COURTESY OF PRAMOD BUTTEThe device: A new high-resolution, two-in-one camera system captures normal, white-light images of the brain, while pulses of near-infrared (NIR) stimulate the fluorescence of tumor cells labeled with an NIR marker called Tumor Paint. Overlaying the visible and NIR light images on a single screen provides a live film of where the tumor sits in the overall landscape of healthy brain tissue.
Testing the system on mouse brains that were implanted with human gliomas, researchers from the Cedars-Sinai Medical Center in Los Angeles and the Seattle-based firm behind Tumor Paint, Blaze Bioscience, confirmed that NIR marker had a high affinity for the cancerous tissue as compared with normal brain tissue, and found that the imaging system could detect even minute levels of fluorescence. They published their results this week (February 24) in the Neurosurgical Focus.
“The paper presents a proof of concept that showed it’s possible to go down to 100pM of this dye” and still be able to visualize the tumors, said Cedars-Sinai biomedical engineer Pramod Butte.
The significance: Removing tumors from the brain is tricky business. If surgeons don’t get all the cancer, it’s liable to come back. If they resect too much tissue, they’re likely to inflict irreparable brain damage. “Usually the tumors are close to eloquent brain, so you don’t have the luxury of taking margins around the tumor,” said Butte. “You have to be really accurate.”

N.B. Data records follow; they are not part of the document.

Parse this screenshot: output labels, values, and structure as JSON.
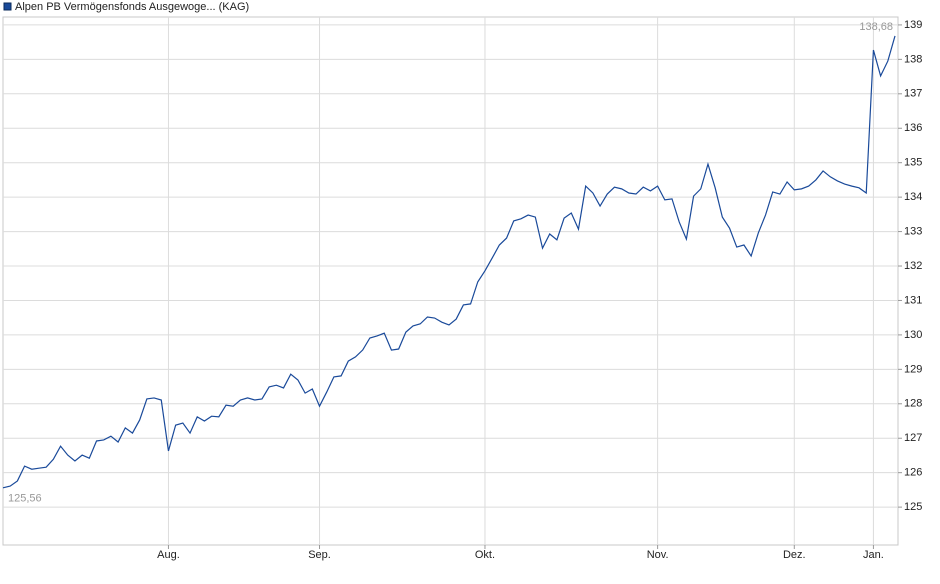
{
  "chart_data": {
    "type": "line",
    "categories": [
      null,
      null,
      null,
      null,
      null,
      null,
      null,
      null,
      null,
      null,
      null,
      null,
      null,
      null,
      null,
      null,
      null,
      null,
      null,
      null,
      null,
      null,
      null,
      "Aug.",
      null,
      null,
      null,
      null,
      null,
      null,
      null,
      null,
      null,
      null,
      null,
      null,
      null,
      null,
      null,
      null,
      null,
      null,
      null,
      null,
      "Sep.",
      null,
      null,
      null,
      null,
      null,
      null,
      null,
      null,
      null,
      null,
      null,
      null,
      null,
      null,
      null,
      null,
      null,
      null,
      null,
      null,
      null,
      null,
      "Okt.",
      null,
      null,
      null,
      null,
      null,
      null,
      null,
      null,
      null,
      null,
      null,
      null,
      null,
      null,
      null,
      null,
      null,
      null,
      null,
      null,
      null,
      null,
      null,
      "Nov.",
      null,
      null,
      null,
      null,
      null,
      null,
      null,
      null,
      null,
      null,
      null,
      null,
      null,
      null,
      null,
      null,
      null,
      null,
      "Dez.",
      null,
      null,
      null,
      null,
      null,
      null,
      null,
      null,
      null,
      null,
      "Jan.",
      null,
      null,
      null
    ],
    "series": [
      {
        "name": "Alpen PB Vermögensfonds Ausgewoge... (KAG)",
        "color": "#1a4a9a",
        "values": [
          125.56,
          125.61,
          125.76,
          126.19,
          126.1,
          126.13,
          126.16,
          126.39,
          126.77,
          126.51,
          126.34,
          126.51,
          126.42,
          126.92,
          126.95,
          127.06,
          126.89,
          127.3,
          127.15,
          127.53,
          128.14,
          128.17,
          128.11,
          126.63,
          127.38,
          127.44,
          127.15,
          127.62,
          127.5,
          127.64,
          127.62,
          127.96,
          127.93,
          128.11,
          128.17,
          128.11,
          128.14,
          128.49,
          128.54,
          128.46,
          128.86,
          128.69,
          128.31,
          128.43,
          127.93,
          128.34,
          128.78,
          128.81,
          129.24,
          129.36,
          129.56,
          129.91,
          129.97,
          130.05,
          129.56,
          129.59,
          130.08,
          130.26,
          130.32,
          130.52,
          130.49,
          130.37,
          130.29,
          130.46,
          130.87,
          130.9,
          131.54,
          131.86,
          132.23,
          132.61,
          132.81,
          133.31,
          133.37,
          133.48,
          133.42,
          132.52,
          132.93,
          132.76,
          133.39,
          133.54,
          133.07,
          134.32,
          134.12,
          133.74,
          134.09,
          134.29,
          134.24,
          134.12,
          134.09,
          134.29,
          134.18,
          134.32,
          133.92,
          133.95,
          133.28,
          132.78,
          134.03,
          134.24,
          134.96,
          134.27,
          133.42,
          133.1,
          132.55,
          132.61,
          132.29,
          132.96,
          133.48,
          134.15,
          134.09,
          134.44,
          134.21,
          134.24,
          134.32,
          134.5,
          134.76,
          134.59,
          134.47,
          134.38,
          134.32,
          134.27,
          134.12,
          138.27,
          137.52,
          137.95,
          138.68
        ],
        "value_labels": [
          "125,56",
          null,
          null,
          null,
          null,
          null,
          null,
          null,
          null,
          null,
          null,
          null,
          null,
          null,
          null,
          null,
          null,
          null,
          null,
          null,
          null,
          null,
          null,
          null,
          null,
          null,
          null,
          null,
          null,
          null,
          null,
          null,
          null,
          null,
          null,
          null,
          null,
          null,
          null,
          null,
          null,
          null,
          null,
          null,
          null,
          null,
          null,
          null,
          null,
          null,
          null,
          null,
          null,
          null,
          null,
          null,
          null,
          null,
          null,
          null,
          null,
          null,
          null,
          null,
          null,
          null,
          null,
          null,
          null,
          null,
          null,
          null,
          null,
          null,
          null,
          null,
          null,
          null,
          null,
          null,
          null,
          null,
          null,
          null,
          null,
          null,
          null,
          null,
          null,
          null,
          null,
          null,
          null,
          null,
          null,
          null,
          null,
          null,
          null,
          null,
          null,
          null,
          null,
          null,
          null,
          null,
          null,
          null,
          null,
          null,
          null,
          null,
          null,
          null,
          null,
          null,
          null,
          null,
          null,
          null,
          null,
          null,
          null,
          null,
          "138,68"
        ]
      }
    ],
    "ylim": [
      123.9,
      139.23
    ],
    "yticks": [
      125,
      126,
      127,
      128,
      129,
      130,
      131,
      132,
      133,
      134,
      135,
      136,
      137,
      138,
      139
    ],
    "grid": true,
    "legend": "top-left"
  }
}
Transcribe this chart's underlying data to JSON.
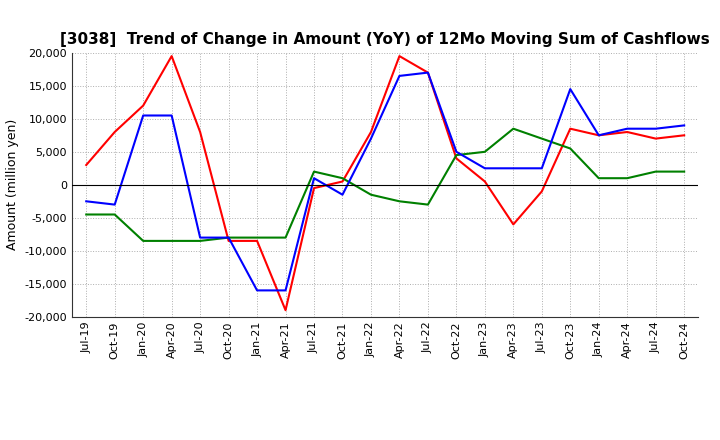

Fluorescence imaging techniques, and in particular NIR-based systems, are quickly becoming a popular way to delineate tumor from healthy tissue. “The big story here is the emergence of this technology more than any one implementation,” said neurosurgeon David Roberts of Dartmouth-Hitchcock Medical Center in New Hampshire. “It’s a really, really exciting area because it’s so powerful.”
One advantage of NIR technology is that it can penetrate deeper than visible light. NIR imaging systems “can see at depth in a way that the visible spectrum doesn’t allow us,” said Roberts. “So that a tumor that may be beneath some tissue that would otherwise be missed, the NIR has the potential to let us see it.” Indeed, with the latest iteration of their system, Butte and his colleagues could detect a 1-mm tumor that was buried 3 mm deep into the tissue.
Needs improvement: The researchers are now working to reduce the size of the camera system to allow it to be integrated with the tools that neurosurgeons already use while operating on the brain. While the device, as published, was roughly the size of a, Butte and his colleague have already devised a new camera that is only 3 cm in each dimension.
“When this is fully developed, it will be able to get to anywhere that an endoscope or ectoscope gets to, and those are known for their ability to get close and personal to the area of interest,” said neurooncologist James Olson of the Fred Hutchinson Cancer Research Center in Seattle, who helped develop Tumor Paint and now sits on Blaze Bioscience’s board of directors.
Importantly, Olson added, this would permit much greater resolution than systems that image from afar. “The light waves scatter as they go through air space, so the further away you get from the tumor, the poorer the resolution is,” he said. “So the fact that this is an endoscope- or ectoscope-based system adds an additional element that I think is amazing for neurosurgeons.” In this same vein, the researchers have also increased the number of frames per second from 30 to 300 and are now full 1080p resolution at the higher rate, Butte said.
The team plans to start clinical trials for the imaging system later this year, after safety trials for Tumor Paint—which are ongoing in Australia—have been completed.
P.V. Butte et al., “Near-infrared imaging of brain tumors using the Tumor Paint BLZ-100 to achieve near-complete resection of brain tumors,” Neurosurgical Focus, 36:E1, 2014.